2. Know Your Vision with a Clear Why
Your vision is why you do what you do. Once you know what you want to do, ask yourself — do you know why?
This is probably the number one question I get asked when people hear that I host a podcast. They’ll say, “Why? What made you decide to do this? Why did you launch a podcast?”
It’s a long story (I’ll keep it short). When I purchased a website in January 2019, it came with a podcasting theme. The developer told me I could delete it, but I was already interviewing people for my work in schools — I just wasn’t releasing that content publicly.
A few months later, I wanted to present these ideas at a conference, but I was told I’d have to pay to present. That felt wrong — why pay to share the work I’d spent years developing? So, I decided instead to launch the podcast in June 2019.
From the beginning, the podcast was meant to be a give-back — a way for anyone to learn these ideas without paying for access. To this day, it remains ad-free for that reason.
My friend and long-time supporter, Greg Wolcott (Assistant Superintendent from Chicago, Illinois, Episode 7[iv]), reminded me how far the show has reached — now in over 190 countries — compared to the 50–100 people who might have attended that conference I wanted to present at.
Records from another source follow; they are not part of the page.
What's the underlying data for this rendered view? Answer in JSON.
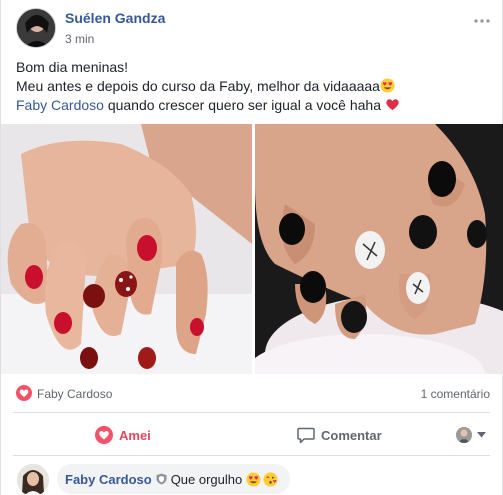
{
  "post": {
    "author": "Suélen Gandza",
    "time": "3 min",
    "more_icon": "ellipsis-icon",
    "text_line1": "Bom dia meninas!",
    "text_line2": "Meu antes e depois do curso da Faby, melhor da vidaaaaa",
    "text_line3_mention": "Faby Cardoso",
    "text_line3_rest": " quando crescer quero ser igual a você haha ",
    "photos": [
      "nails-before-photo",
      "nails-after-photo"
    ]
  },
  "reactions": {
    "icon": "love-reaction-icon",
    "names": "Faby Cardoso",
    "comment_count": "1 comentário"
  },
  "actions": {
    "like_label": "Amei",
    "comment_label": "Comentar"
  },
  "comment": {
    "author": "Faby Cardoso",
    "text": "Que orgulho"
  },
  "colors": {
    "link": "#365899",
    "love": "#e0475e",
    "muted": "#616770",
    "bubble": "#f2f3f5"
  }
}
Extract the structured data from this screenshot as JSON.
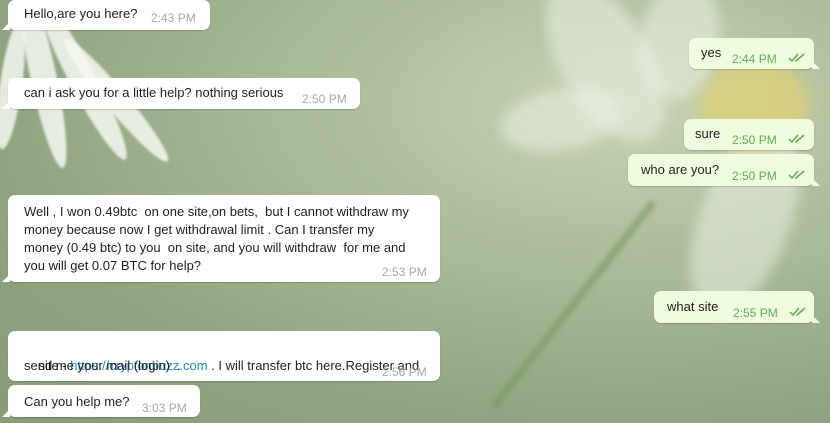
{
  "colors": {
    "incoming_bubble": "#ffffff",
    "outgoing_bubble": "#effdde",
    "outgoing_time": "#62ac55",
    "incoming_time": "#a3a9ad",
    "link": "#2a88c4"
  },
  "messages": [
    {
      "dir": "in",
      "text": "Hello,are you here?",
      "time": "2:43 PM"
    },
    {
      "dir": "out",
      "text": "yes",
      "time": "2:44 PM",
      "status": "read-checks-icon"
    },
    {
      "dir": "in",
      "text": "can i ask you for a little help? nothing serious",
      "time": "2:50 PM"
    },
    {
      "dir": "out",
      "text": "sure",
      "time": "2:50 PM",
      "status": "read-checks-icon"
    },
    {
      "dir": "out",
      "text": "who are you?",
      "time": "2:50 PM",
      "status": "read-checks-icon"
    },
    {
      "dir": "in",
      "lines": [
        "Well , I won 0.49btc  on one site,on bets,  but I cannot withdraw my",
        "money because now I get withdrawal limit . Can I transfer my",
        "money (0.49 btc) to you  on site, and you will withdraw  for me and",
        "you will get 0.07 BTC for help?"
      ],
      "time": "2:53 PM"
    },
    {
      "dir": "out",
      "text": "what site",
      "time": "2:55 PM",
      "status": "read-checks-icon"
    },
    {
      "dir": "in",
      "prefix": "site - ",
      "link": "https://cryptonbuzz.com",
      "suffix": " . I will transfer btc here.Register and",
      "line2": "send me your mail (login)  .",
      "time": "2:56 PM"
    },
    {
      "dir": "in",
      "text": "Can you help me?",
      "time": "3:03 PM"
    }
  ]
}
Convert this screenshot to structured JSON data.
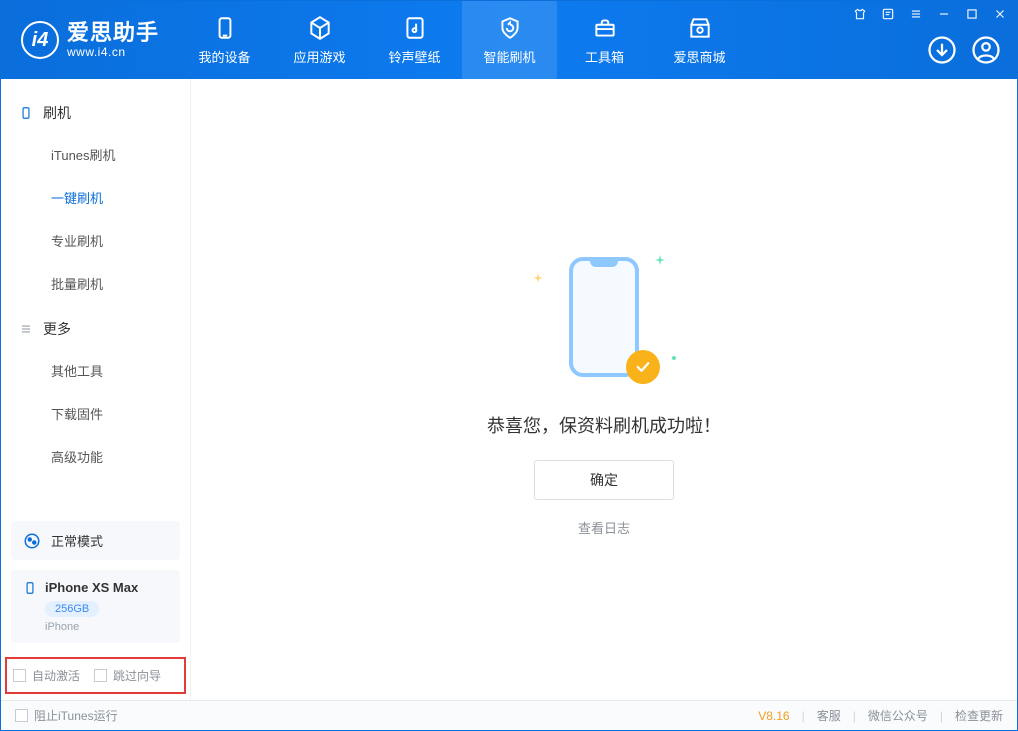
{
  "app": {
    "name": "爱思助手",
    "url": "www.i4.cn"
  },
  "nav": {
    "items": [
      {
        "label": "我的设备"
      },
      {
        "label": "应用游戏"
      },
      {
        "label": "铃声壁纸"
      },
      {
        "label": "智能刷机"
      },
      {
        "label": "工具箱"
      },
      {
        "label": "爱思商城"
      }
    ]
  },
  "sidebar": {
    "group_flash": "刷机",
    "group_more": "更多",
    "items_flash": [
      {
        "label": "iTunes刷机"
      },
      {
        "label": "一键刷机"
      },
      {
        "label": "专业刷机"
      },
      {
        "label": "批量刷机"
      }
    ],
    "items_more": [
      {
        "label": "其他工具"
      },
      {
        "label": "下载固件"
      },
      {
        "label": "高级功能"
      }
    ],
    "mode": "正常模式",
    "device": {
      "name": "iPhone XS Max",
      "capacity": "256GB",
      "type": "iPhone"
    },
    "chk_auto_activate": "自动激活",
    "chk_skip_guide": "跳过向导"
  },
  "content": {
    "success_msg": "恭喜您，保资料刷机成功啦！",
    "ok_btn": "确定",
    "log_link": "查看日志"
  },
  "status": {
    "block_itunes": "阻止iTunes运行",
    "version": "V8.16",
    "support": "客服",
    "wechat": "微信公众号",
    "update": "检查更新"
  }
}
I truly believe that what’s meant to happen will happen. As my dad would say in his Scottish accent:
“What’s for you, won’t go by you.”
So, with your vision, ask yourself:
Do you know why you are doing what you do?
I often go back to Part 6[v] of our Think and Grow Rich book study, where I dedicated an episode to my mentor, Bob Proctor. He always reminded us that our mission — whatever we want to achieve — becomes possible only once we first of all believe it’s possible.
He’d say:
“What story do you want to tell? What scenes do you want to shoot? How do you want the movie to end? Be the director of your life.”
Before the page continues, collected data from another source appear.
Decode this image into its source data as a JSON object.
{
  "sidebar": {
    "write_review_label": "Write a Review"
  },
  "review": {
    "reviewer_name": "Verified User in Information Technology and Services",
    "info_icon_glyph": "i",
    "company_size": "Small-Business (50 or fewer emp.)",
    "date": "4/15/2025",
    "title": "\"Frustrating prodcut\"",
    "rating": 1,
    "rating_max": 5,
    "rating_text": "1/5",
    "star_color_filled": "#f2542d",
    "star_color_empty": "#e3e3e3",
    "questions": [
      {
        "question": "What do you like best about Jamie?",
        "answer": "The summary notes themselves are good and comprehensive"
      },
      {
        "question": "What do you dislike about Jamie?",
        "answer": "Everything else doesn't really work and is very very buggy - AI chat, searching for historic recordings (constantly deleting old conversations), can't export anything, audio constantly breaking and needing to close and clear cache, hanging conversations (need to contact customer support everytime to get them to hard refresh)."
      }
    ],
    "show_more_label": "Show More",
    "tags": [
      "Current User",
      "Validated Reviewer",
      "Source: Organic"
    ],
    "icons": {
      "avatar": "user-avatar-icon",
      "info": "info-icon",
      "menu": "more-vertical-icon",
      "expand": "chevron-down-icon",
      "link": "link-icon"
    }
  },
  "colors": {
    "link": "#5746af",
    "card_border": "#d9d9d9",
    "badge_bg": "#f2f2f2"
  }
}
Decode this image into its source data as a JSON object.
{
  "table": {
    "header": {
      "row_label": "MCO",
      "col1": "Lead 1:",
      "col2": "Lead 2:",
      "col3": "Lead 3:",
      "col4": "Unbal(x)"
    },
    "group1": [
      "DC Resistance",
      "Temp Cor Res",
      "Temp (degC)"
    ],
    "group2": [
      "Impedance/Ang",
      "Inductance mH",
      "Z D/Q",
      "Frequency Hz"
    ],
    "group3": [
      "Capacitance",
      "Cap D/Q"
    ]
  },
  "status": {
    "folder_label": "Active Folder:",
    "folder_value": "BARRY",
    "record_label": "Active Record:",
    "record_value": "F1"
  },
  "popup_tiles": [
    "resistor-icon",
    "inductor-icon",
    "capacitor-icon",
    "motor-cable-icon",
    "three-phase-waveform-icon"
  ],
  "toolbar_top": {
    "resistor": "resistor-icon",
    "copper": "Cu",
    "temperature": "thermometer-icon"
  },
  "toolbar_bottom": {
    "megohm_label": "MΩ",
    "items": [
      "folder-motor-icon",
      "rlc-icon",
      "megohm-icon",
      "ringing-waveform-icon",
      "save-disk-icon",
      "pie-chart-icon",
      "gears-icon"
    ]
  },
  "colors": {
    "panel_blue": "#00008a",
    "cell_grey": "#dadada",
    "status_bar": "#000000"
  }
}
Once you can clearly see something on the screen of your mind, (Your Mission) the next step is to bring that vision into reality. (Your Vision). That’s exactly how this podcast began — with a clear mission and vision that led to action.
Make This Actionable:
Do you have a clearly written VISION of why you do what you do?
3. Clarify Your “What” and “Who”
After defining your why and what you envision, identify:
What exactly you’re creating (e.g., “a neuroscience and education podcast”).
Who it’s for — your specific audience or community. I wanted our audience to reach outside of schools, into sports and the modern workplace. I remember a few people telling me to stick to one audience, and I just couldn’t do it. I had a broader vision.
Ask yourself:
Who will benefit most from my message?
What do they struggle with, and how can my work help?
💡 Example: “I want to create a podcast for leaders in our schools, sports environments and modern workplaces, who want to understand brain science so they can teach and lead more effectively.”
I followed author, serial entrepreneur and podcaster Pat Flynn’s Podcast Cheat Sheet[vi] — it gave me everything I needed to know to start. My advice: find someone who’s already done what you want to do and follow their suggestions, exactly as they tell you.
Make This Actionable:
Do you have a step by step action plan of where you want to go, written by someone who has already done what you want to do?
4. Set Measurable Goals
A vision is broad; goals make it actionable. Ask:
What does success look like in 3 months? 6 months? 1 year?
How will I measure progress (episodes published, audience growth, connections/partnerships, consistency)?
💡 Example: “Publish one episode per week for six months.”
That’s how we started. Over time, I increased my frequency — but even now, going into year 7, our main goal remains the same: keep publishing consistently.
Make This Actionable:
Do you have a tool that helps you to measure your goals and stay on track? I have always planned out the episode I’m releasing on a wall calendar, so that I can look at the month, and see if it’s possible to release one episode/week. As each week passes, I can check off the episode published, and stay on track.
5. Create a Simple Plan and System
Pat Flynn’s roadmap taught me to break the vision into steps:
Plan – Map out your first few episodes or actions (which is naming your podcast).
Prepare – Set up the tools, workflow, and environment (with suggestions of recording devices).